When we set off on our first cruise (Chichester to Plymouth and back) we still hadn't fitted the bowsprit and outer jib but took them with us and fitted it all up at anchor in Portland Harbour. We thought the extra sail area could be useful in very light conditions.
By the time we had returned to Chichester 3 weeks later we were wondering why all W22's weren't rigged this way. The weather helm issue had finally been solved and the boat was a pleasure to sail.
Details of our outer jib/cutter rig.
The original gunter sloop rig is retained in it's entirity;
A wooden bowsprit extends 5 feet beyond the stem head and is rigged with bowsprit shrouds, a bobstay on a 3 to one tackle and a furling drum. A fitting is bolted through the foredeck for the heel of the bowsprit and the 'sprit passes through a gammon iron which is fastened to the stemhead fitting by the bolt which secures the bronze bow roller. The bow roller is fitted with a stainless bush so it can rotate with the bolt fully tightened.
The fitting on the masthead for the jib halyard block is fitted with a 2 to 1 adaptor so 2 blocks can be used, one for the inner jib and one for the outer jib. We tie the halyards off at the mast tabernacle.
Additional fairleads and camcleats are fitted to the coachroof for the outer jib sheets which run outside both pairs of shrouds. The sheets are quite thin, 8mm probably.

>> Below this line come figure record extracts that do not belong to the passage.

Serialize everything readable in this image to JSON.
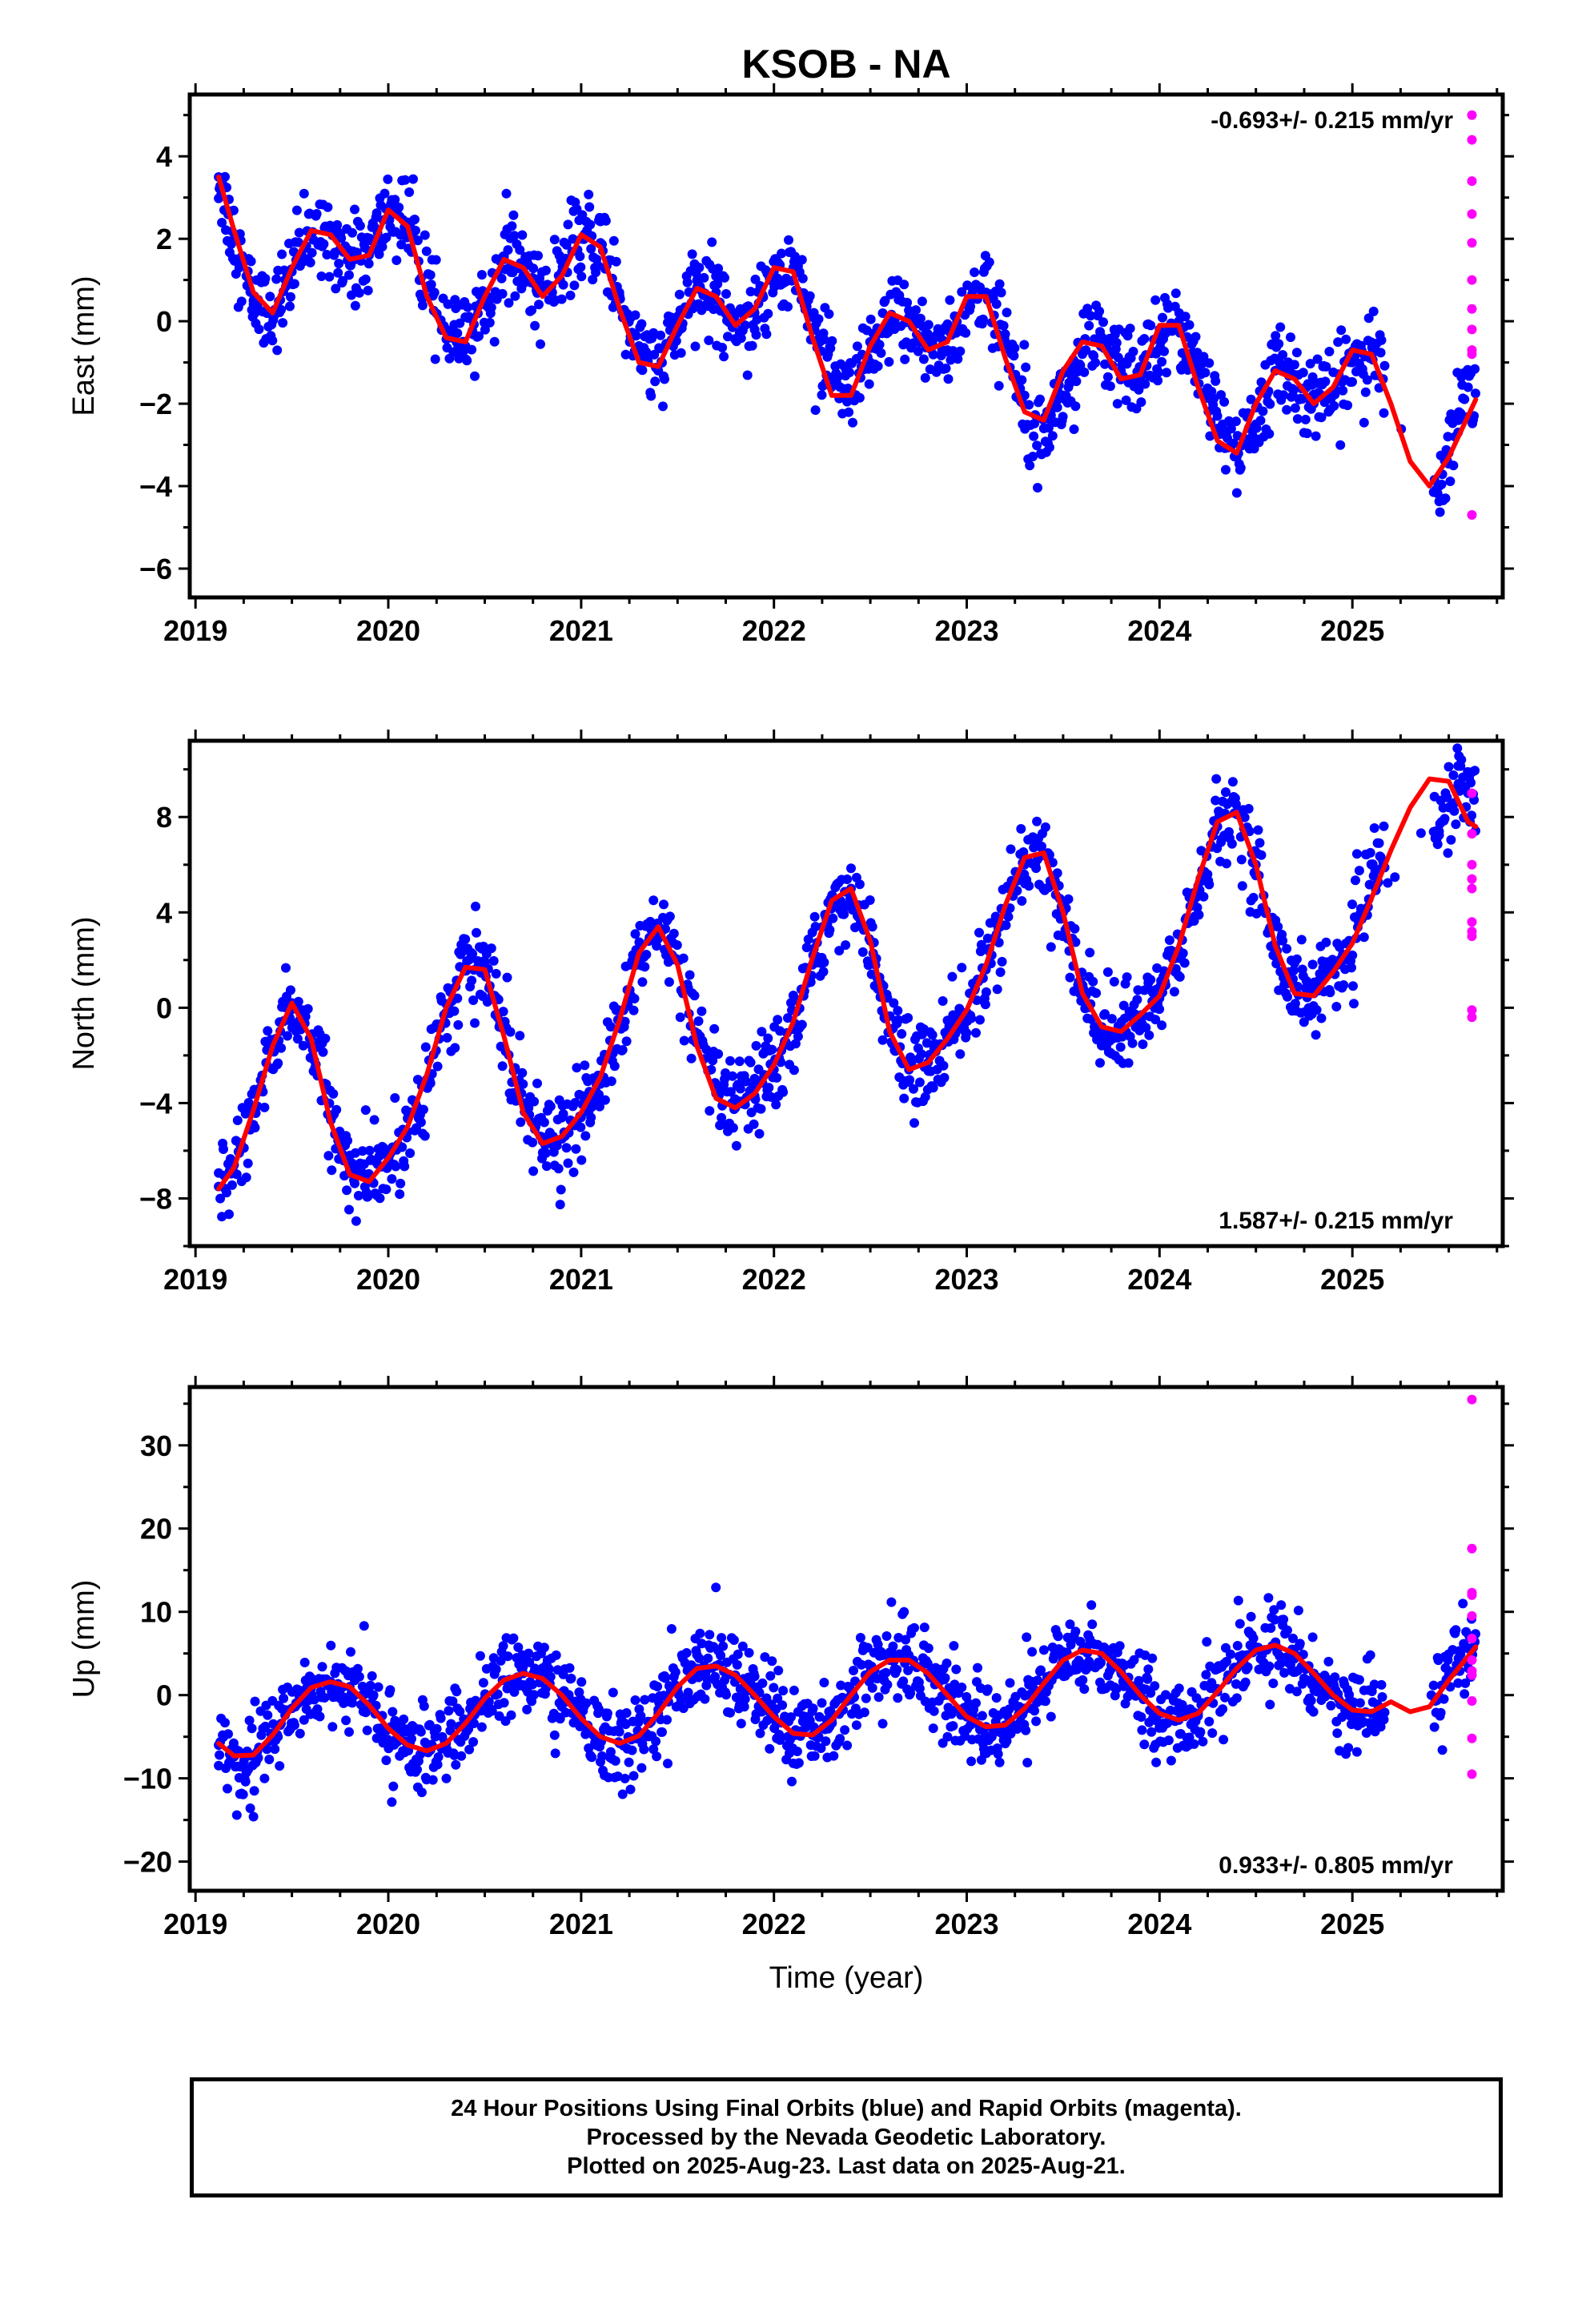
{
  "title": "KSOB - NA",
  "xlabel": "Time (year)",
  "x_ticks": [
    "2019",
    "2020",
    "2021",
    "2022",
    "2023",
    "2024",
    "2025"
  ],
  "colors": {
    "final_orbits": "#0000ff",
    "rapid_orbits": "#ff00ff",
    "model_fit": "#ff0000",
    "frame": "#000000"
  },
  "chart_data": [
    {
      "type": "scatter",
      "panel": "east",
      "ylabel": "East (mm)",
      "rate_label": "-0.693+/- 0.215 mm/yr",
      "rate_position": "top-right",
      "xlim": [
        2018.97,
        2025.78
      ],
      "ylim": [
        -6.7,
        5.5
      ],
      "yticks": [
        -6,
        -4,
        -2,
        0,
        2,
        4
      ],
      "data_range": [
        2019.12,
        2025.64
      ],
      "series": [
        {
          "name": "Final Orbits",
          "kind": "scatter",
          "x": [
            2019.12,
            2019.2,
            2019.3,
            2019.4,
            2019.5,
            2019.6,
            2019.7,
            2019.8,
            2019.9,
            2020.0,
            2020.1,
            2020.2,
            2020.3,
            2020.4,
            2020.5,
            2020.6,
            2020.7,
            2020.8,
            2020.9,
            2021.0,
            2021.1,
            2021.2,
            2021.3,
            2021.4,
            2021.5,
            2021.6,
            2021.7,
            2021.8,
            2021.9,
            2022.0,
            2022.1,
            2022.2,
            2022.3,
            2022.4,
            2022.5,
            2022.6,
            2022.7,
            2022.8,
            2022.9,
            2023.0,
            2023.1,
            2023.2,
            2023.3,
            2023.4,
            2023.5,
            2023.6,
            2023.7,
            2023.8,
            2023.9,
            2024.0,
            2024.1,
            2024.2,
            2024.3,
            2024.4,
            2024.5,
            2024.6,
            2024.7,
            2024.8,
            2024.9,
            2025.0,
            2025.1,
            2025.45,
            2025.5,
            2025.55,
            2025.6
          ],
          "y": [
            3.5,
            2.0,
            0.5,
            0.2,
            1.2,
            2.1,
            2.2,
            1.5,
            1.6,
            2.7,
            2.4,
            0.8,
            -0.2,
            -0.6,
            0.4,
            1.5,
            1.3,
            0.7,
            1.2,
            2.0,
            1.9,
            0.6,
            -0.6,
            -1.2,
            -0.2,
            0.8,
            0.7,
            0.0,
            0.2,
            1.2,
            1.3,
            0.1,
            -1.4,
            -1.9,
            -1.0,
            0.0,
            0.1,
            -0.6,
            -0.7,
            0.4,
            0.7,
            -0.5,
            -1.8,
            -2.6,
            -1.8,
            -0.8,
            -0.5,
            -1.2,
            -1.4,
            -0.2,
            0.0,
            -1.2,
            -2.3,
            -3.3,
            -2.5,
            -1.2,
            -1.3,
            -2.0,
            -1.8,
            -1.0,
            -0.8,
            -4.0,
            -3.2,
            -2.4,
            -1.6
          ]
        },
        {
          "name": "Rapid Orbits",
          "kind": "scatter",
          "x": [
            2025.62,
            2025.62,
            2025.62,
            2025.62,
            2025.62,
            2025.62,
            2025.62,
            2025.62,
            2025.62,
            2025.62,
            2025.62
          ],
          "y": [
            5.0,
            4.4,
            3.4,
            2.6,
            1.9,
            1.0,
            0.3,
            -0.2,
            -0.7,
            -0.8,
            -4.7
          ]
        },
        {
          "name": "Model",
          "kind": "line",
          "x": [
            2019.12,
            2019.2,
            2019.3,
            2019.4,
            2019.5,
            2019.6,
            2019.7,
            2019.8,
            2019.9,
            2020.0,
            2020.1,
            2020.2,
            2020.3,
            2020.4,
            2020.5,
            2020.6,
            2020.7,
            2020.8,
            2020.9,
            2021.0,
            2021.1,
            2021.2,
            2021.3,
            2021.4,
            2021.5,
            2021.6,
            2021.7,
            2021.8,
            2021.9,
            2022.0,
            2022.1,
            2022.2,
            2022.3,
            2022.4,
            2022.5,
            2022.6,
            2022.7,
            2022.8,
            2022.9,
            2023.0,
            2023.1,
            2023.2,
            2023.3,
            2023.4,
            2023.5,
            2023.6,
            2023.7,
            2023.8,
            2023.9,
            2024.0,
            2024.1,
            2024.2,
            2024.3,
            2024.4,
            2024.5,
            2024.6,
            2024.7,
            2024.8,
            2024.9,
            2025.0,
            2025.1,
            2025.2,
            2025.3,
            2025.4,
            2025.5,
            2025.64
          ],
          "y": [
            3.5,
            2.2,
            0.7,
            0.2,
            1.3,
            2.2,
            2.1,
            1.5,
            1.6,
            2.7,
            2.3,
            0.6,
            -0.4,
            -0.5,
            0.6,
            1.5,
            1.3,
            0.6,
            1.1,
            2.1,
            1.8,
            0.3,
            -1.0,
            -1.1,
            -0.1,
            0.8,
            0.6,
            -0.1,
            0.3,
            1.3,
            1.2,
            -0.4,
            -1.8,
            -1.8,
            -0.6,
            0.2,
            0.0,
            -0.7,
            -0.5,
            0.6,
            0.6,
            -0.9,
            -2.2,
            -2.4,
            -1.2,
            -0.5,
            -0.6,
            -1.4,
            -1.3,
            -0.1,
            -0.1,
            -1.6,
            -2.9,
            -3.2,
            -2.0,
            -1.2,
            -1.4,
            -2.0,
            -1.6,
            -0.7,
            -0.8,
            -2.0,
            -3.4,
            -4.0,
            -3.3,
            -1.9
          ]
        }
      ]
    },
    {
      "type": "scatter",
      "panel": "north",
      "ylabel": "North (mm)",
      "rate_label": "1.587+/- 0.215 mm/yr",
      "rate_position": "bottom-right",
      "xlim": [
        2018.97,
        2025.78
      ],
      "ylim": [
        -10.0,
        11.2
      ],
      "yticks": [
        -8,
        -4,
        0,
        4,
        8
      ],
      "data_range": [
        2019.12,
        2025.64
      ],
      "series": [
        {
          "name": "Final Orbits",
          "kind": "scatter",
          "x": [
            2019.12,
            2019.2,
            2019.3,
            2019.4,
            2019.5,
            2019.6,
            2019.7,
            2019.8,
            2019.9,
            2020.0,
            2020.1,
            2020.2,
            2020.3,
            2020.4,
            2020.5,
            2020.6,
            2020.7,
            2020.8,
            2020.9,
            2021.0,
            2021.1,
            2021.2,
            2021.3,
            2021.4,
            2021.5,
            2021.6,
            2021.7,
            2021.8,
            2021.9,
            2022.0,
            2022.1,
            2022.2,
            2022.3,
            2022.4,
            2022.5,
            2022.6,
            2022.7,
            2022.8,
            2022.9,
            2023.0,
            2023.1,
            2023.2,
            2023.3,
            2023.4,
            2023.5,
            2023.6,
            2023.7,
            2023.8,
            2023.9,
            2024.0,
            2024.1,
            2024.2,
            2024.3,
            2024.4,
            2024.5,
            2024.6,
            2024.7,
            2024.8,
            2024.9,
            2025.0,
            2025.1,
            2025.45,
            2025.5,
            2025.55,
            2025.6
          ],
          "y": [
            -7.5,
            -6.6,
            -4.4,
            -1.8,
            0.2,
            -1.2,
            -4.6,
            -6.8,
            -7.3,
            -6.5,
            -5.2,
            -3.0,
            -0.2,
            1.6,
            1.8,
            -0.8,
            -4.0,
            -5.6,
            -5.5,
            -4.6,
            -3.2,
            -0.8,
            2.0,
            3.4,
            2.0,
            -1.3,
            -3.6,
            -4.2,
            -3.7,
            -2.6,
            -0.9,
            1.8,
            4.2,
            5.0,
            2.8,
            -1.0,
            -2.6,
            -2.3,
            -1.4,
            -0.2,
            1.6,
            4.0,
            6.0,
            6.4,
            4.0,
            0.6,
            -0.8,
            -1.1,
            -0.4,
            0.4,
            2.4,
            5.0,
            7.6,
            8.2,
            6.0,
            2.6,
            0.8,
            0.6,
            1.6,
            2.2,
            6.0,
            7.4,
            8.4,
            9.4,
            9.0
          ]
        },
        {
          "name": "Rapid Orbits",
          "kind": "scatter",
          "x": [
            2025.62,
            2025.62,
            2025.62,
            2025.62,
            2025.62,
            2025.62,
            2025.62,
            2025.62,
            2025.62,
            2025.62
          ],
          "y": [
            9.0,
            7.3,
            6.0,
            5.4,
            5.0,
            3.6,
            3.2,
            3.0,
            -0.1,
            -0.4
          ]
        },
        {
          "name": "Model",
          "kind": "line",
          "x": [
            2019.12,
            2019.2,
            2019.3,
            2019.4,
            2019.5,
            2019.6,
            2019.7,
            2019.8,
            2019.9,
            2020.0,
            2020.1,
            2020.2,
            2020.3,
            2020.4,
            2020.5,
            2020.6,
            2020.7,
            2020.8,
            2020.9,
            2021.0,
            2021.1,
            2021.2,
            2021.3,
            2021.4,
            2021.5,
            2021.6,
            2021.7,
            2021.8,
            2021.9,
            2022.0,
            2022.1,
            2022.2,
            2022.3,
            2022.4,
            2022.5,
            2022.6,
            2022.7,
            2022.8,
            2022.9,
            2023.0,
            2023.1,
            2023.2,
            2023.3,
            2023.4,
            2023.5,
            2023.6,
            2023.7,
            2023.8,
            2023.9,
            2024.0,
            2024.1,
            2024.2,
            2024.3,
            2024.4,
            2024.5,
            2024.6,
            2024.7,
            2024.8,
            2024.9,
            2025.0,
            2025.1,
            2025.2,
            2025.3,
            2025.4,
            2025.5,
            2025.6,
            2025.64
          ],
          "y": [
            -7.6,
            -6.7,
            -4.3,
            -1.6,
            0.2,
            -1.3,
            -4.8,
            -7.0,
            -7.3,
            -6.3,
            -5.0,
            -2.8,
            0.0,
            1.7,
            1.6,
            -1.2,
            -4.4,
            -5.7,
            -5.4,
            -4.4,
            -2.9,
            -0.5,
            2.3,
            3.4,
            1.8,
            -1.6,
            -3.8,
            -4.2,
            -3.6,
            -2.4,
            -0.6,
            2.1,
            4.5,
            5.0,
            2.8,
            -1.0,
            -2.6,
            -2.3,
            -1.3,
            -0.1,
            1.8,
            4.3,
            6.3,
            6.5,
            4.0,
            0.6,
            -0.8,
            -1.0,
            -0.3,
            0.5,
            2.6,
            5.4,
            7.8,
            8.2,
            6.0,
            2.6,
            0.6,
            0.5,
            1.5,
            2.7,
            4.6,
            6.6,
            8.4,
            9.6,
            9.5,
            7.8,
            7.6
          ]
        }
      ]
    },
    {
      "type": "scatter",
      "panel": "up",
      "ylabel": "Up (mm)",
      "rate_label": "0.933+/- 0.805 mm/yr",
      "rate_position": "bottom-right",
      "xlim": [
        2018.97,
        2025.78
      ],
      "ylim": [
        -23.5,
        37.0
      ],
      "yticks": [
        -20,
        -10,
        0,
        10,
        20,
        30
      ],
      "data_range": [
        2019.12,
        2025.64
      ],
      "series": [
        {
          "name": "Final Orbits",
          "kind": "scatter",
          "x": [
            2019.12,
            2019.2,
            2019.3,
            2019.4,
            2019.5,
            2019.6,
            2019.7,
            2019.8,
            2019.9,
            2020.0,
            2020.1,
            2020.2,
            2020.3,
            2020.4,
            2020.5,
            2020.6,
            2020.7,
            2020.8,
            2020.9,
            2021.0,
            2021.1,
            2021.2,
            2021.3,
            2021.4,
            2021.5,
            2021.6,
            2021.7,
            2021.8,
            2021.9,
            2022.0,
            2022.1,
            2022.2,
            2022.3,
            2022.4,
            2022.5,
            2022.6,
            2022.7,
            2022.8,
            2022.9,
            2023.0,
            2023.1,
            2023.2,
            2023.3,
            2023.4,
            2023.5,
            2023.6,
            2023.7,
            2023.8,
            2023.9,
            2024.0,
            2024.1,
            2024.2,
            2024.3,
            2024.4,
            2024.5,
            2024.6,
            2024.7,
            2024.8,
            2024.9,
            2025.0,
            2025.1,
            2025.45,
            2025.5,
            2025.55,
            2025.6
          ],
          "y": [
            -6.0,
            -7.4,
            -7.2,
            -4.8,
            -1.6,
            0.8,
            1.6,
            1.0,
            -1.2,
            -4.0,
            -6.0,
            -6.7,
            -5.8,
            -3.4,
            -0.4,
            1.8,
            2.6,
            2.0,
            0.0,
            -2.8,
            -5.0,
            -5.8,
            -4.9,
            -2.2,
            1.0,
            3.2,
            3.5,
            2.4,
            0.0,
            -2.6,
            -4.6,
            -4.8,
            -3.0,
            0.0,
            2.8,
            4.2,
            4.2,
            2.6,
            0.0,
            -2.6,
            -3.8,
            -3.6,
            -1.6,
            1.4,
            4.2,
            5.4,
            5.0,
            2.8,
            0.0,
            -2.2,
            -3.0,
            -2.2,
            0.4,
            3.2,
            5.4,
            6.0,
            5.0,
            2.6,
            0.0,
            -1.8,
            -2.2,
            -0.2,
            2.4,
            4.4,
            5.6
          ]
        },
        {
          "name": "Rapid Orbits",
          "kind": "scatter",
          "x": [
            2025.62,
            2025.62,
            2025.62,
            2025.62,
            2025.62,
            2025.62,
            2025.62,
            2025.62,
            2025.62,
            2025.62,
            2025.62,
            2025.62
          ],
          "y": [
            35.5,
            17.6,
            12.3,
            12.0,
            9.5,
            6.8,
            4.2,
            2.9,
            2.4,
            -0.7,
            -5.2,
            -9.5
          ]
        },
        {
          "name": "Model",
          "kind": "line",
          "x": [
            2019.12,
            2019.2,
            2019.3,
            2019.4,
            2019.5,
            2019.6,
            2019.7,
            2019.8,
            2019.9,
            2020.0,
            2020.1,
            2020.2,
            2020.3,
            2020.4,
            2020.5,
            2020.6,
            2020.7,
            2020.8,
            2020.9,
            2021.0,
            2021.1,
            2021.2,
            2021.3,
            2021.4,
            2021.5,
            2021.6,
            2021.7,
            2021.8,
            2021.9,
            2022.0,
            2022.1,
            2022.2,
            2022.3,
            2022.4,
            2022.5,
            2022.6,
            2022.7,
            2022.8,
            2022.9,
            2023.0,
            2023.1,
            2023.2,
            2023.3,
            2023.4,
            2023.5,
            2023.6,
            2023.7,
            2023.8,
            2023.9,
            2024.0,
            2024.1,
            2024.2,
            2024.3,
            2024.4,
            2024.5,
            2024.6,
            2024.7,
            2024.8,
            2024.9,
            2025.0,
            2025.1,
            2025.2,
            2025.3,
            2025.4,
            2025.5,
            2025.64
          ],
          "y": [
            -5.8,
            -7.3,
            -7.2,
            -4.8,
            -1.6,
            0.9,
            1.6,
            1.0,
            -1.2,
            -4.0,
            -6.0,
            -6.7,
            -5.8,
            -3.4,
            -0.4,
            1.8,
            2.6,
            2.0,
            0.0,
            -2.8,
            -5.0,
            -5.8,
            -4.9,
            -2.2,
            1.0,
            3.2,
            3.5,
            2.4,
            0.0,
            -2.6,
            -4.6,
            -4.8,
            -3.0,
            0.0,
            2.8,
            4.2,
            4.2,
            2.6,
            0.0,
            -2.6,
            -3.8,
            -3.6,
            -1.6,
            1.4,
            4.2,
            5.4,
            5.0,
            2.8,
            0.0,
            -2.2,
            -3.0,
            -2.2,
            0.4,
            3.2,
            5.4,
            6.0,
            5.0,
            2.6,
            0.0,
            -1.8,
            -2.0,
            -0.8,
            -2.0,
            -1.4,
            1.8,
            5.8
          ]
        }
      ]
    }
  ],
  "caption": {
    "line1": "24 Hour Positions Using Final Orbits (blue) and Rapid Orbits (magenta).",
    "line2": "Processed by the Nevada Geodetic Laboratory.",
    "line3": "Plotted on 2025-Aug-23. Last data on 2025-Aug-21."
  }
}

The outer jib is fitted with a ball bearing swivel at it's head and has a wire luff. It is set flying without a stay. The sail is fairly small, somewhere between 50 and 55 sq feet. It's luff goes almost all the way from the bowsprit end to the masthead. The clew is fairly high to sheet correctly to the fairlead on the coachroof.
All 3 sails were made by Jeckalls and bear consecutive numbers. It is obvious they were intended to be used together and work well. The boat will tack through 90 degrees on the compass but throws a bit away with leeway.
When we come to shorten sail, firstly we reef the mainsail down to the first batten. Next we furl the outer jib and slacken it's halyard off slightly. The next stage is to reef the mainsail fully. The roller reefing doesn't allow good foot tension and the sail sets very full. Adjusting the peak halyard helps to a (small) degree. Changing down to the storm jib brings back the weather helm so we rarely use this sail. If it's really windy we will usually drop the (furled) outer jib to reduce windage and gain a bit more tension in the forestay.
The boat heaves to nicely with both headsails rigged.
When sailing dead downwind with the (inner)jib boomed out to windward we furl the outer jib.